5 Quick Links for Devs: Week 9, 2026
How I built Timeframe, our family e-paper dashboard
This is a great piece on tinkering with hardware and software to create something really useful for the family. While I'm not ready to build a dashboard for my family just yet, I loved seeing the thought that went into this.
Writing code is cheap now
For decades decisions have been made based on the expensive / time-intensive nature of coding. Simon W explores how our attitudes and approaches might change from here on out now that creating (most) code is cheap and quick. It's important to note that just because writing code is cheap it doesn't mean that the process of getting code into production is effortless - it just means that we can change where we place the emphasis.

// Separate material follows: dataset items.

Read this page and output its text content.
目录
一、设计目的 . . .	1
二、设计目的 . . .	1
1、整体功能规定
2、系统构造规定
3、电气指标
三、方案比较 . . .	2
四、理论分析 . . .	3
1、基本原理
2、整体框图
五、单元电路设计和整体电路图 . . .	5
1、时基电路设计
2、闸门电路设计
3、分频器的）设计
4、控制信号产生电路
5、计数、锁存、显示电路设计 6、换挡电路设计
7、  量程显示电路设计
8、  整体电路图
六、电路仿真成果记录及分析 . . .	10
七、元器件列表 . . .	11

Statement from Dario Amodei on our discussions with the Department of War
This isn't necessarily dev-related but I have to say I'm kind of tickled / terrified to be living in a time where this kind of statement is a real thing and not an unbelievable plot point in a middling sci-fi novel.
Related: Anthropic's Responsible Scaling Policy v3
Lessons from my overly-introspective, self-improving coding agent
Everyone's getting in on the action writing coding agents (that modify themselves!), and this is another great overview of the process and technical details that goes into creating a coding agent that runs on a loop, has a persistent memory and can respond to requests and proactively take action. The agents are often told to go off and create software, and the sloppification of the internet continues, but at some point genuinely useful personal agents will be available for every person on Earth, which is something to think about.
AI Code Review Gets Better When Models Debate: Claude vs Gemini vs Codex vs Qwen vs MiniMax
A common technique I've seen others use and I've used myself is to pass code and reviewed code through a multi-phase loop between different models - they tend to catch things that the previous models didn't catch, or change their output and opinions as the context they're working on becomes denser and more detailed. This post shows that having the models discuss code review improves the output quality.